With so many resources available on the internet it is very realistic for you to enjoy reading different articles and advice and make your own training method. A training method that you and dog and the family can feel at home with.
As for the best treats! Dogs as a general rule of thumb eat anything! Yes some dogs can be fussy. Take Evie Boodle she can turn her nose up at our very own best selling premium air dried bulls pizzles. On the other hand our neighbours dog wouldn’t need to be asked twice. Pizzles are great for chewing but not ideal for a quick reward training treat. (Since this was written Evie has taken a keen interest in premium pizzle sticks. That said you still need a quick treat like sprats for for training ot the piggy spaghetti).
There are many training methods that do not require treats!
Training for the sake of a treat rather than what is actually expected! Eg, Dog pulling on the lead. Do you actually need a treat to train?
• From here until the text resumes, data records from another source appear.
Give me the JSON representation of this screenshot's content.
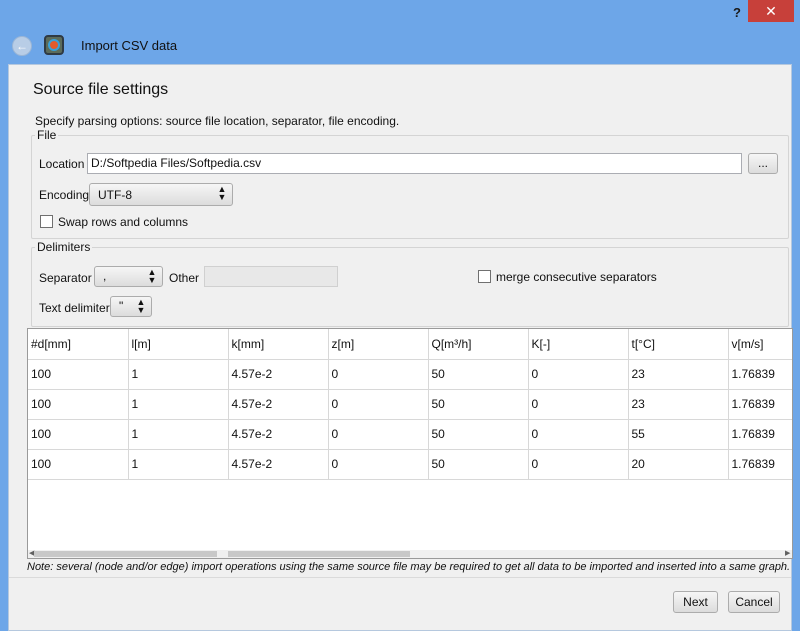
{
  "window": {
    "help_label": "?",
    "close_label": "✕"
  },
  "header": {
    "title": "Import CSV data",
    "back_glyph": "←"
  },
  "page": {
    "title": "Source file settings",
    "subtitle": "Specify parsing options: source file location, separator, file encoding."
  },
  "file_group": {
    "legend": "File",
    "location_label": "Location",
    "location_value": "D:/Softpedia Files/Softpedia.csv",
    "browse_label": "...",
    "encoding_label": "Encoding",
    "encoding_value": "UTF-8",
    "swap_label": "Swap rows and columns",
    "swap_checked": false
  },
  "delimiters_group": {
    "legend": "Delimiters",
    "separator_label": "Separator",
    "separator_value": ",",
    "other_label": "Other",
    "other_value": "",
    "merge_label": "merge consecutive separators",
    "merge_checked": false,
    "text_delimiter_label": "Text delimiter",
    "text_delimiter_value": "\""
  },
  "table": {
    "columns": [
      "#d[mm]",
      "l[m]",
      "k[mm]",
      "z[m]",
      "Q[m³/h]",
      "K[-]",
      "t[°C]",
      "v[m/s]"
    ],
    "rows": [
      [
        "100",
        "1",
        "4.57e-2",
        "0",
        "50",
        "0",
        "23",
        "1.76839"
      ],
      [
        "100",
        "1",
        "4.57e-2",
        "0",
        "50",
        "0",
        "23",
        "1.76839"
      ],
      [
        "100",
        "1",
        "4.57e-2",
        "0",
        "50",
        "0",
        "55",
        "1.76839"
      ],
      [
        "100",
        "1",
        "4.57e-2",
        "0",
        "50",
        "0",
        "20",
        "1.76839"
      ]
    ]
  },
  "note": "Note: several (node and/or edge) import operations using the same source file may be required to get all data to be imported and inserted into a same graph.",
  "footer": {
    "next_label": "Next",
    "cancel_label": "Cancel"
  },
  "colors": {
    "titlebar": "#6da6e8",
    "close": "#c7403a",
    "panel": "#f0f0f0"
  }
}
Should you use food or treats to train?
This question comes with many answers, both positive and negative, and it definitely depends on who you ask.
Some experts feel that the best training method is through positive reinforcement. But what does that mean exactly? Should you use food and treats to train your dog? Or not?
Surely positive reinforcement training uses praise and/or treats to reward your dog for doing something you want him to do. The treat reward makes him more likely to repeat the behaviour, positive reinforcement it seems is one of the most powerful tools for shaping or changing your dog’s behaviour. But then do we want our dogs to only behave if they are treated?
If you should decide to use food and treats to train your dog, with a significant rise in today’s pet obesity population, we feel the quality and fat content of the treats is very important.
So perhaps the best answer to the initial question … yes and no.
Don’t make treats or food as the sole solution when it comes to rewarding your pet. But do use positive reinforcement methods such as praise and affection, along with food & treat related incentives when training and rewarding your best friend.
Time to search the internet and find a training programme that suits both you and your dog and with some perseverance you should be on your way to having a fully training best friend.